Ha! I’m not answering this one publicly. I’ve done it. I used “Clue”. It was especially useful when our teenage daughter was still at home and I could predict when she and my wife were likely to get into a fight. Also, I got a lot better at understanding when it was a good idea to proposition my wife for sex. I think I started tracking after reading “The Female Brain”, but don’t remember for sure where I got the idea. Might have been from a Dave Asprey podcast.
Yes, there has been a steady drip in the press. Unfortunately, press stories and even the JAMA analysis fail to note significant individual privacy protections that apply in some environments by law, and do not apply in other environments. For example, the Flo story was about a retail app that was leaking data to a Facebook software development kit. This is not an app regulated by HIPAA, otherwise the leakage to Facebook would have been a breach (unless Facebook was the app developers business associate, which is doubtful, but possible).
Which leads to the JAMA article. Unfortunately, the authors took no account of how apps are regulated (or not) in the US or Australia or comparing the two. Privacy laws vary widely within the US and between countries. Here’s a U. S. summary: https://www.healthit.gov/sites/default/files/non-covered_entities_report_june_17_2016.pdf
Second, the JAMA article tested the 35 most “popular” apps, potentially introducing an overweight bias of free apps (free is very likely to be most popular). It is well documented that “free” apps have a business model of monetizing the data they collect; apps from HIPAA regulated entities are not allowed by law to do that, nor are apps regulated by EU rules (more below).
Further, the authors assume that all “secondary” uses are nefarious without defining what “secondary” uses are. But an app that enables patients to knowingly participate in research may well disclose “secondary” uses that the individual wants to occur–for example by both creating a longitudinal record for the individual (primary use) and allowing researchers to access elements of that record (secondary).
Finally, the JAMA study accessed the apps in early 2018, before the European General Regulation on Data Protection took effect, and so may be significantly out of data as apps who provide services in the EU are required to adapt privacy polices that conform to specific rules and privacy rights to the individual.
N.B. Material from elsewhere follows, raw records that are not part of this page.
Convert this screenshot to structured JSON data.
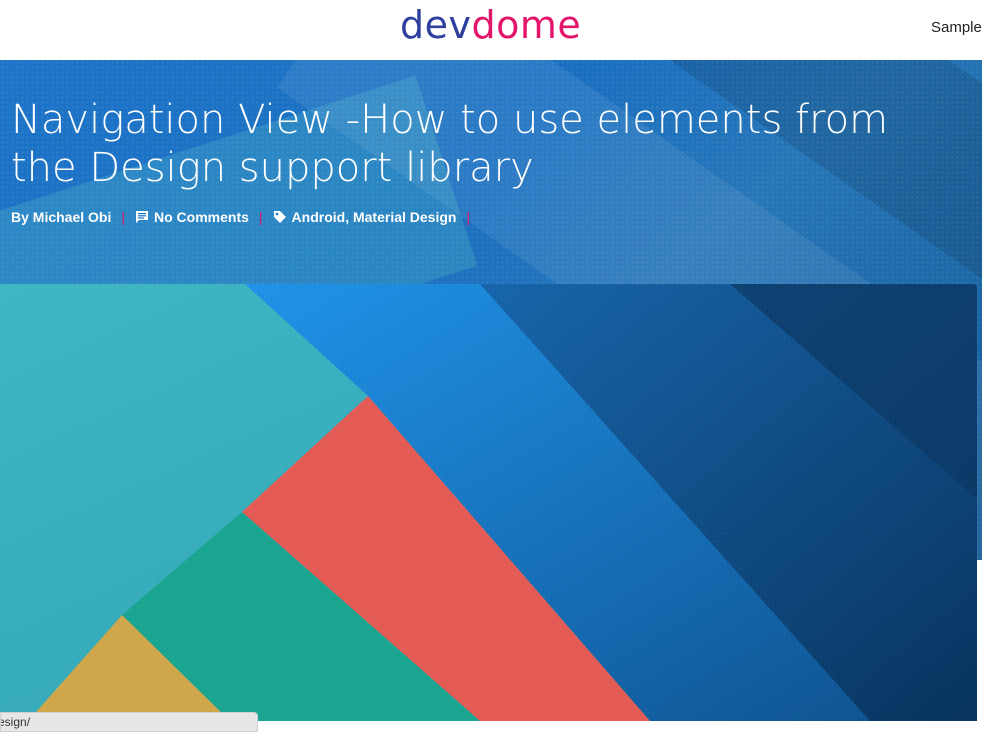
{
  "header": {
    "logo_part1": "dev",
    "logo_part2": "dome",
    "nav_link": "Sample"
  },
  "post": {
    "title": "Navigation View -How to use elements from the Design support library",
    "author_text": "By Michael Obi",
    "comments_text": "No Comments",
    "categories": [
      "Android",
      "Material Design"
    ],
    "category_separator": ", "
  },
  "status_bar": {
    "url_text": "esign/"
  },
  "colors": {
    "logo_dev": "#2e3f9e",
    "logo_dome": "#e3156b",
    "hero_blue": "#1d74c8",
    "separator": "#e3156b"
  },
  "icons": {
    "comments": "comment-icon",
    "categories": "tag-icon"
  }
}
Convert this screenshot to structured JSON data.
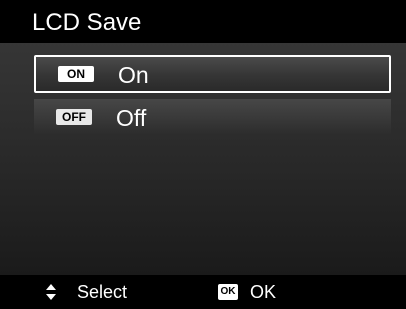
{
  "title": "LCD Save",
  "options": [
    {
      "badge": "ON",
      "label": "On",
      "selected": true
    },
    {
      "badge": "OFF",
      "label": "Off",
      "selected": false
    }
  ],
  "footer": {
    "navigate_icon": "up-down-arrows-icon",
    "select_label": "Select",
    "ok_badge": "OK",
    "ok_label": "OK"
  },
  "colors": {
    "bar_background": "#000000",
    "text": "#ffffff",
    "selection_border": "#ffffff"
  }
}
So, unfortunately, apps privacy policies and practices widely vary. Yes, that makes it hard for individuals to choose, but let’s not be alarmist, especially based unreliable research. Instead, let’s identify best practices and point consumers towards those. In the U. S. that will be apps that are regulated by HIPAA, and in retail, those that conform to the California Consumer Privacy Act. (All views are my own.)
Everybody wants to own the app store, decide what to put on the shelves, and where. Brokers make money. Data brokers in healthcare make a lot of money. That includes hospitals, Surescripts, and a thousand others. It’s the patients and physicians that pay. Certification of apps is just another form of data brokerage. It’s indirect but amounts to the same rent-seeking behavior.
The alternative to certification is a standardized labeling scheme, like nutrition labels on food. It costs almost nothing to setup under a Creative Commons license, can be voluntarily adopted by the apps vendors without new regulation, and can be enforced by the FTC regardless of HIPAA or not. It doesn’t restrict app stores or data brokers per-se, but it provides a huge amount of transparency to the patients and the physicians.